Joyce's great story, "The Dead" takes place today 6 January, feast of the Epiphany. I look forward to discussing it this evening @IrlEmbRome. An endlessly rich story for our times, it turns the comforting Christmas tale of new life into a meditation on death, memory, loss. Thread
It corrects or seems to correct some of the bleakness of the earlier stories. Joyce wrote that he had "been unnecessarily harsh" in not reproducing any Dublin's "ingenuous insularity and its hospitality. The latter 'virtue' so far as I can see does not exist elsewhere in Europe".

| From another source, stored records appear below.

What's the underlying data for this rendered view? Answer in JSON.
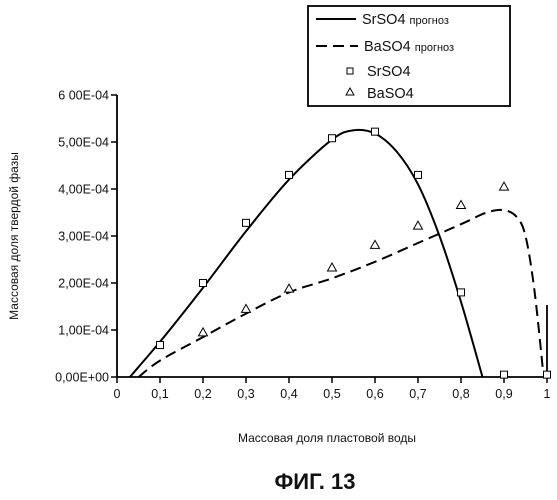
{
  "chart_data": {
    "type": "scatter",
    "xlabel": "Массовая доля пластовой воды",
    "ylabel": "Массовая доля твердой фазы",
    "xlim": [
      0,
      1
    ],
    "ylim": [
      0,
      0.0006
    ],
    "x_ticks": [
      0,
      0.1,
      0.2,
      0.3,
      0.4,
      0.5,
      0.6,
      0.7,
      0.8,
      0.9,
      1
    ],
    "x_tick_labels": [
      "0",
      "0,1",
      "0,2",
      "0,3",
      "0,4",
      "0,5",
      "0,6",
      "0,7",
      "0,8",
      "0,9",
      "1"
    ],
    "y_ticks": [
      0,
      0.0001,
      0.0002,
      0.0003,
      0.0004,
      0.0005,
      0.0006
    ],
    "y_tick_labels": [
      "0,00E+00",
      "1,00E-04",
      "2,00E-04",
      "3,00E-04",
      "4,00E-04",
      "5,00E-04",
      "6 00E-04"
    ],
    "grid": false,
    "legend_position": "top-right",
    "series": [
      {
        "name": "SrSO4",
        "name_suffix": "прогноз",
        "kind": "line",
        "style": "solid",
        "color": "#000000",
        "x": [
          0.03,
          0.1,
          0.2,
          0.3,
          0.4,
          0.5,
          0.55,
          0.6,
          0.65,
          0.7,
          0.75,
          0.8,
          0.85
        ],
        "y": [
          0,
          7.5e-05,
          0.00019,
          0.00031,
          0.00042,
          0.000505,
          0.000525,
          0.000518,
          0.00048,
          0.00041,
          0.0003,
          0.00016,
          0
        ]
      },
      {
        "name": "BaSO4",
        "name_suffix": "прогноз",
        "kind": "line",
        "style": "dashed",
        "color": "#000000",
        "x": [
          0.05,
          0.1,
          0.2,
          0.3,
          0.4,
          0.5,
          0.6,
          0.7,
          0.8,
          0.86,
          0.9,
          0.93,
          0.95,
          0.97,
          0.99
        ],
        "y": [
          0,
          3.5e-05,
          8.5e-05,
          0.000135,
          0.00018,
          0.00021,
          0.000245,
          0.000285,
          0.000325,
          0.00035,
          0.000355,
          0.00034,
          0.0003,
          0.00019,
          2e-05
        ]
      },
      {
        "name": "SrSO4",
        "kind": "scatter",
        "marker": "square",
        "color": "#000000",
        "x": [
          0.1,
          0.2,
          0.3,
          0.4,
          0.5,
          0.6,
          0.7,
          0.8,
          0.9,
          1.0
        ],
        "y": [
          6.8e-05,
          0.0002,
          0.000328,
          0.00043,
          0.000508,
          0.000522,
          0.00043,
          0.00018,
          5e-06,
          5e-06
        ]
      },
      {
        "name": "BaSO4",
        "kind": "scatter",
        "marker": "triangle",
        "color": "#000000",
        "x": [
          0.2,
          0.3,
          0.4,
          0.5,
          0.6,
          0.7,
          0.8,
          0.9
        ],
        "y": [
          9.5e-05,
          0.000145,
          0.000188,
          0.000233,
          0.000281,
          0.000322,
          0.000366,
          0.000405
        ]
      }
    ]
  },
  "figure_caption": "ФИГ. 13"
}
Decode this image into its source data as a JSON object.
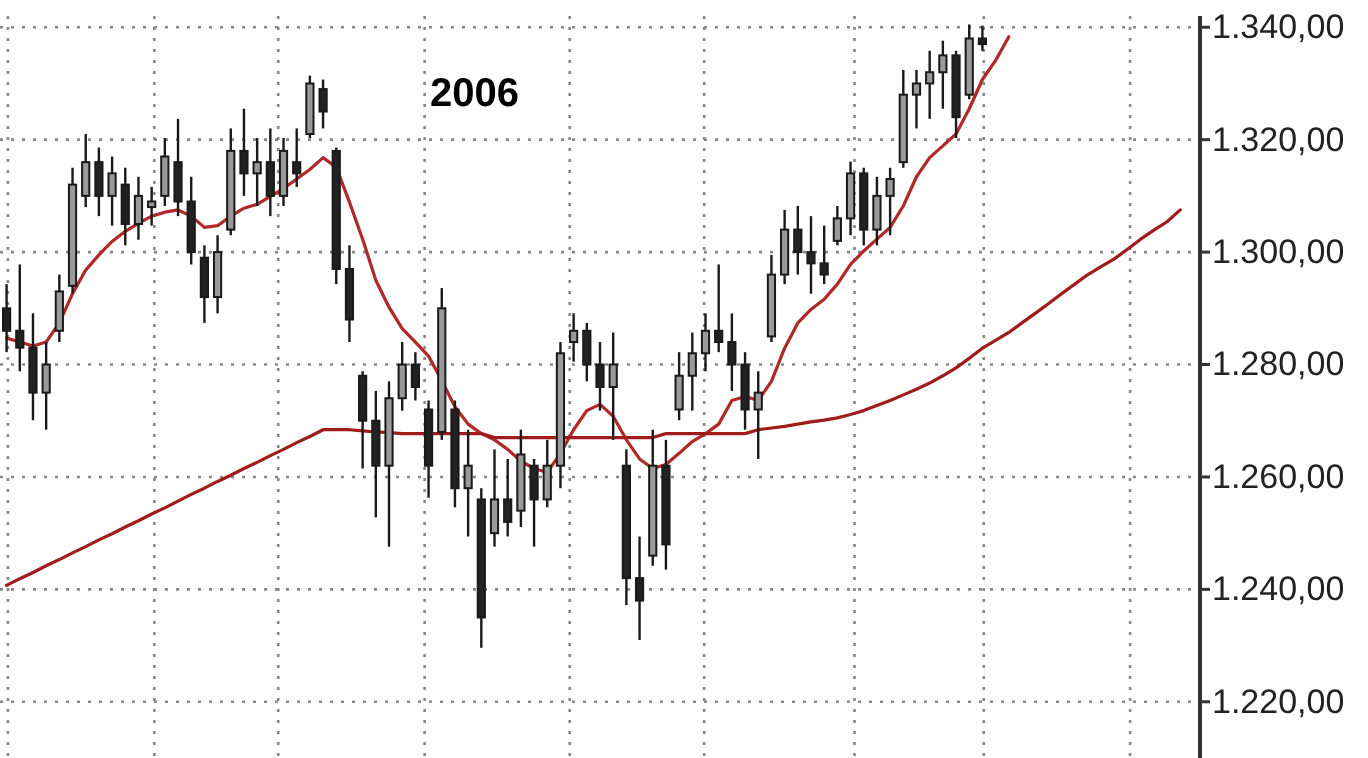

It offers a wonderful evocation of hospitality and a luscious description of the laden Christmas table "A fat brown goose lay at one end of the table and at the other end, on a bed of creased paper strewn with sprigs of parsley, lay a great ham, stripped of its outer skin ...
Joyce wrote this extraordinarily mature story when he was just 25 years of age. Part of its inspiration came from a tough Christmas he and Nora spent in Rome in 1906. Christmas dinner, he complained, was just an uninspiring plate of pasta.
The Dead is also a fitting story for #NollaignamBan as Gabriel is made aware of his failure to see and properly hear the three women who challenge him: Lily, the caretaker's daughter, Miss Ivors, and of course his wife, Gretta.